La pellicola si basa sul libro ‘All the president’s men’, scritto dai due cronisti del Washington Post Bob Woodward e Carl Bernstein, testo in cui i reporter ripercorrono l’inchiesta che porto’ alle dimissioni di Nixon. I due giornalisti sono interpretati da Redford e Dustin Hoffman e nel cast figurano molti altri attori del tempo, come Jason Robards, Jack Warden, Martin Balsam, Hal Holbrook. La pellicola vince l’Oscar come migliore sceneggiatura, suono e scenografia.

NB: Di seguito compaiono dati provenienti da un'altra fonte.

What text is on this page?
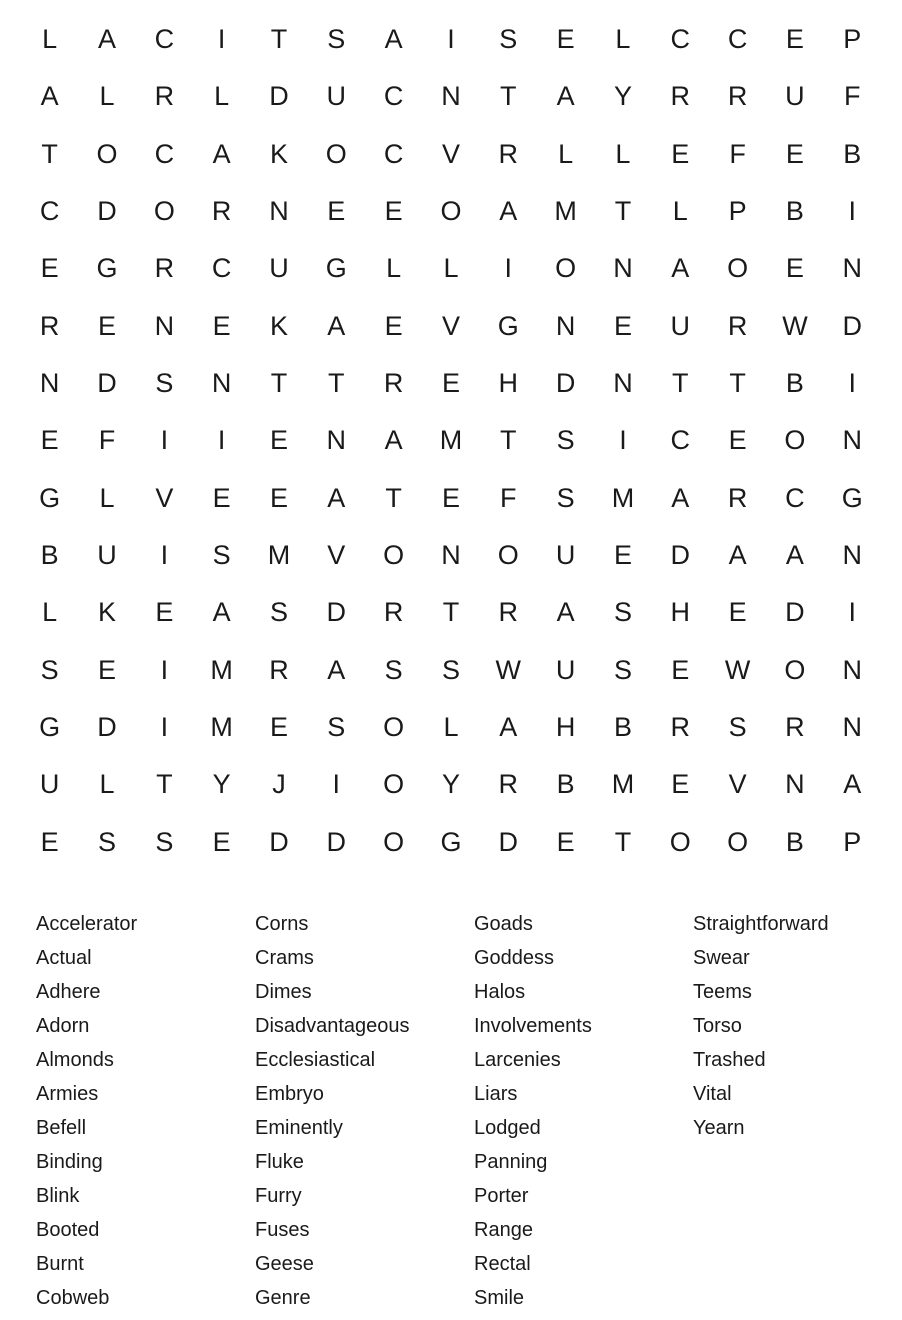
L	A	C	I	T	S	A	I	S	E	L	C	C	E	P
A	L	R	L	D	U	C	N	T	A	Y	R	R	U	F
T	O	C	A	K	O	C	V	R	L	L	E	F	E	B
C	D	O	R	N	E	E	O	A	M	T	L	P	B	I
E	G	R	C	U	G	L	L	I	O	N	A	O	E	N
R	E	N	E	K	A	E	V	G	N	E	U	R	W	D
N	D	S	N	T	T	R	E	H	D	N	T	T	B	I
E	F	I	I	E	N	A	M	T	S	I	C	E	O	N
G	L	V	E	E	A	T	E	F	S	M	A	R	C	G
B	U	I	S	M	V	O	N	O	U	E	D	A	A	N
L	K	E	A	S	D	R	T	R	A	S	H	E	D	I
S	E	I	M	R	A	S	S	W	U	S	E	W	O	N
G	D	I	M	E	S	O	L	A	H	B	R	S	R	N
U	L	T	Y	J	I	O	Y	R	B	M	E	V	N	A
E	S	S	E	D	D	O	G	D	E	T	O	O	B	P
Accelerator
Actual
Adhere
Adorn
Almonds
Armies
Befell
Binding
Blink
Booted
Burnt
Cobweb
Corns
Crams
Dimes
Disadvantageous
Ecclesiastical
Embryo
Eminently
Fluke
Furry
Fuses
Geese
Genre
Goads
Goddess
Halos
Involvements
Larcenies
Liars
Lodged
Panning
Porter
Range
Rectal
Smile
Straightforward
Swear
Teems
Torso
Trashed
Vital
Yearn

Jason Robards si aggiudica l’Oscar come migliore attore non protagonista. Nel 1995 tocca a Oliver Stone, regista di ‘Gli intrighi del potere – Nixon’, produzione in cui sono messe in scena la carriera e il successo politico di Richard Nixon (interpretato da Anthony Hopkins) dalla sua nomina a deputato e senatore, a quella di vicepresidente e poi di presidente nel 1968. Stone si focalizza sulla politica estera del repubblicano, in particolare sui suoi tentativi di risolvere il conflitto indocinese e di aprire gli Stati Uniti alla Cina e all’Unione Sovietica. Il film si conclude con le dimissioni del protagonista, accompagnate dalle famose immagini di repertorio dell’addio alla Casa Bianca a bordo dell’elicottero presidenziale.
Le leggendarie interviste rilasciate da Nixon dopo il caso Watergate sono raccontate in ‘Frost/Nixon – Il duello’, pellicola diretta da Ron Howard uscita nel 2008. Il regista ripercorre lo scontro verbale tra l’ormai ex presidente (interpretato da Frank Langella) e il giornalista David Frost (interpretato da Michael Sheen) avvenuto nel 1977 nel corso di un’intervista televisiva che ottenne un’audience di oltre 45 milioni di spettatori. L’intero film e’ pensato come un duello a parole: da un lato si trova un ex comico, e un giornalista conosciuto per le interviste patinate che intrattiene con le celebrita’ dell’epoca, che vuole riscattarsi e apparire come un giornalista di livello; dall’altro l’ex presidente che, alla fine dell’intervista, ammette per la prima volta le proprie responsabilita’ nel Watergate. Nel 2009 il film ottiene cinque candidature agli Oscar, tra cui miglior film, miglior regista e miglior attore protagonista. Nel 2017 ‘The Silent Man’, film scritto e diretto da Peter Landesman, racconta un personaggio chiave dello scandalo Watergate: Mark Felt, interpretato dall’attore Liam Neeson, il vicedirettore dell’FBI conosciuto come “Gola profonda” per aver aiutato i giornalisti Woodward e Bernstein a scoprire lo scandalo Watergate, fornendo loro informazioni riservate.